Lazy mapping gripe

Woo look, a google maps mash-up! Look, it shows us, er, well quite a lot of dots on a map. But look they’re all different colours! So? Well, you know, it’s really neat to put different coloured dots on a map, especially as google makes it so easy when you just upload a spreadsheet containing some postcodes or geo-references to a ‘google fusion table’ and click ‘visualise’.

OK, so this rant was inspired by an article in today’s Grauniad data blog publishing the carbon emissions of every public building in England and Wales: . I normally like quite a lot of the stuff they publish in the data blog, but this was just pretty lazy and sullies the good reputation of geography somewhat. A bunch of dots on a map, even if they are coloured in, doesn’t really tell us very much.
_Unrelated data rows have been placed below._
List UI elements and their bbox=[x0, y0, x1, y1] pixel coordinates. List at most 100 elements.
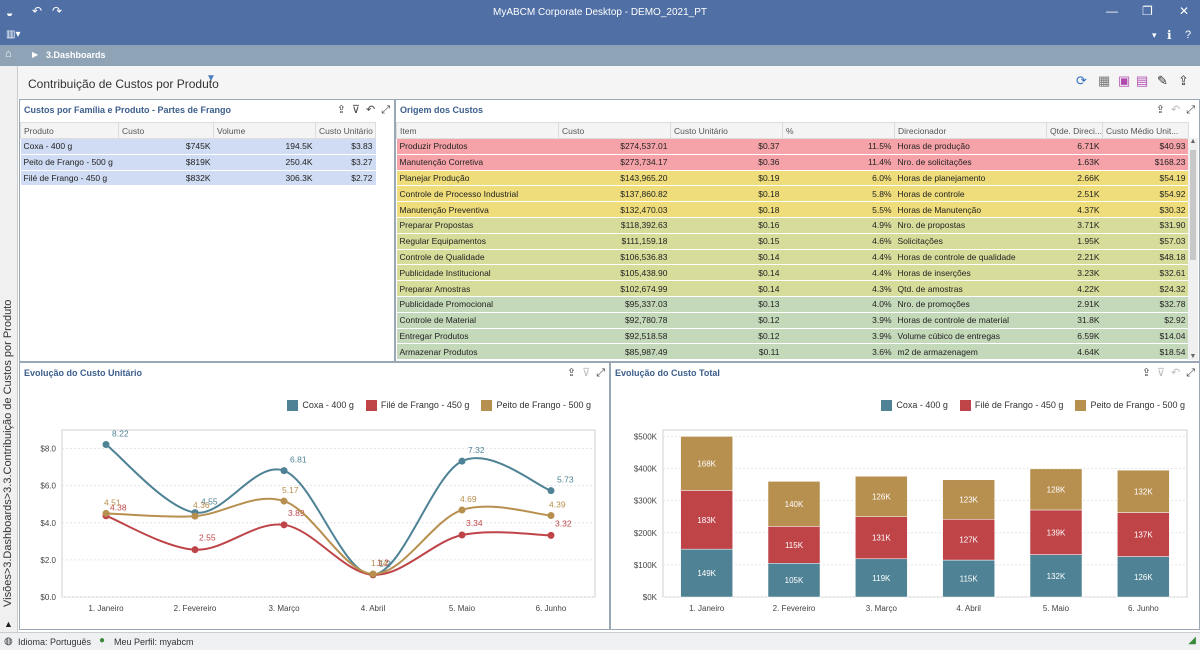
profile-status[interactable]: Meu Perfil: myabcm bbox=[114, 637, 194, 647]
series-line bbox=[105, 443, 552, 576]
language-status[interactable]: Idioma: Português bbox=[18, 637, 92, 647]
maximize-icon[interactable]: ⤢ bbox=[381, 104, 390, 116]
legend-item[interactable]: Peito de Frango - 500 g bbox=[1075, 400, 1185, 412]
legend-item[interactable]: Peito de Frango - 500 g bbox=[481, 400, 591, 412]
undo-icon[interactable]: ↶ bbox=[1170, 104, 1181, 116]
legend-item[interactable]: Filé de Frango - 450 g bbox=[959, 400, 1063, 412]
scroll-down-icon[interactable]: ▼ bbox=[1189, 353, 1197, 360]
resize-grip-icon[interactable]: ◢ bbox=[1188, 635, 1196, 646]
export-icon[interactable]: ⇪ bbox=[1155, 104, 1165, 116]
data-label: 7.32 bbox=[468, 445, 485, 455]
save-as-icon[interactable]: ▤ bbox=[1136, 73, 1149, 88]
stacked-bar-chart: $0K $100K $200K $300K $400K $500K 1. Janeiro 14… bbox=[634, 429, 1188, 613]
undo-icon[interactable]: ↶ bbox=[1170, 367, 1181, 379]
layout-menu-icon[interactable]: ▥▾ bbox=[6, 29, 21, 40]
legend-label: Coxa - 400 g bbox=[896, 400, 948, 410]
plot-area bbox=[61, 429, 596, 598]
column-header[interactable]: Custo Unitário bbox=[315, 122, 376, 139]
info-icon[interactable]: ℹ bbox=[1167, 28, 1172, 42]
collapse-arrow-icon[interactable]: ▲ bbox=[4, 619, 13, 629]
vertical-scrollbar[interactable]: ▲ ▼ bbox=[1188, 138, 1198, 360]
column-header[interactable]: Custo Médio Unit... bbox=[1102, 122, 1189, 139]
y-tick-label: $8.0 bbox=[40, 445, 56, 454]
table-cell: $0.15 bbox=[670, 233, 783, 250]
scroll-up-icon[interactable]: ▲ bbox=[1189, 138, 1197, 145]
table-row[interactable]: Entregar Produtos $92,518.58 $0.12 3.9% Volu… bbox=[396, 328, 1189, 345]
table-cell: $819K bbox=[118, 154, 214, 171]
save-icon[interactable]: ▣ bbox=[1118, 73, 1131, 88]
table-row[interactable]: Publicidade Promocional $95,337.03 $0.13 4.… bbox=[396, 296, 1189, 313]
table-row[interactable]: Controle de Qualidade $106,536.83 $0.14 4.4… bbox=[396, 249, 1189, 266]
table-cell: $0.16 bbox=[670, 217, 783, 234]
column-header[interactable]: Custo bbox=[118, 122, 214, 139]
clear-filter-icon[interactable]: ⊽ bbox=[1156, 367, 1165, 379]
table-row[interactable]: Armazenar Produtos $85,987.49 $0.11 3.6% m2 … bbox=[396, 343, 1189, 361]
column-header[interactable]: Custo bbox=[558, 122, 671, 139]
table-row[interactable]: Controle de Processo Industrial $137,860.… bbox=[396, 185, 1189, 203]
export-icon[interactable]: ⇪ bbox=[336, 104, 346, 116]
legend-item[interactable]: Coxa - 400 g bbox=[881, 400, 948, 412]
bar-value-label: 123K bbox=[959, 496, 978, 505]
grid-icon[interactable]: ▦ bbox=[1098, 73, 1111, 88]
restore-icon[interactable]: ❐ bbox=[1142, 4, 1153, 18]
table-row[interactable]: Preparar Amostras $102,674.99 $0.14 4.3% Qtd… bbox=[396, 280, 1189, 297]
column-header[interactable]: Produto bbox=[20, 122, 119, 139]
table-cell: 250.4K bbox=[213, 154, 316, 171]
legend-item[interactable]: Filé de Frango - 450 g bbox=[365, 400, 469, 412]
expand-arrow-icon[interactable]: ▶ bbox=[32, 50, 39, 59]
table-row[interactable]: Publicidade Institucional $105,438.90 $0.1… bbox=[396, 264, 1189, 282]
bar-segment bbox=[1117, 512, 1170, 557]
undo-icon[interactable]: ↶ bbox=[32, 4, 43, 18]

The real shame was that there was some interesting data underlying the lazy mapping that went on. Not only were total CO2 emissions per building, per year published, but so were the total floor areas of these buildings, along with various heat/electricity uses, per metre sq and some benchmarks which are typical for buildings of a certain size. This gives anyone with the data the opportunity to compare efficiencies across England and Wales – say for Local Authorities (given that these data are for public buildings…)

Anyway, just as a sampler for something a little more interesting here are the average CO2 emissions per square metre of public building, across local authority districts in England and Wales. It would of course be even more interesting to compare these with the benchmarks to see which local authorities fall above or below what would be expected, but there are only so many hours in the day and proper work beckons…

Average volume of CO2  per m2 (tCO2/m2) across all public buildings in the local authority


5 thoughts on “Lazy mapping gripe

  1. Great post. I would defend the Guardian slightly by saying that they tend to focus on making the data available and use Google Maps as an unapologetically quick and dirty way of displaying it. The emphasis is on us to do a better job (as you have done).

    Carbon emissions maps seem to be a common gripe between us. I did a post about the way that domestic emissions were mapped by the BBC back in 2009:

  2. Interesting… the west country really is green! BTW it would be possible to do a similar map for all domestic emissions using the data from neighbourhood statistics and a model of house sizes based on type and floorplate. Might be interesting, might just show that the north is colder.

    In defense of the original Grauniad map, emissions are building specific, so providing individual point data definitely has its uses. For example it’s not surprising that old buildings have relatively poor energy performance, but you can see at an individual building level that many new public buildings (even those promoted as green like City Hall) don’t perform well.

  3. Like this. Not done in an ESRI product was it?

    That ArcMap 10 is a real piece of… can I swear on an academic blog? Let’s assume not. Anyway, it doesn’t strike me as being particularly good.

    • Er, might have been…! 🙂 It was ArcMap 10 actually – I’ve never really been an Arc user, but 10 seems to be OK. All of the fancy stuff has shifted over from VB to Python, which according to those in the know is a good thing. I can’t really comment as I only really dabble with both… I’m a MapInfo man at heart though! 🙂

  4. “I’m a MapInfo man at heart though!” Now that’s what I like to hear!
    One thing we have to be careful of is using the data to measure local authorities performance in this area – not all ‘public buildings’ will belong to LAs and LAs utilise privately rented offices, so we have caveat the results. However, I haven’t seen the data but the devil is always in the detail!

    Nice map though Adam but stay off the ArcMap, it’s bad for your health!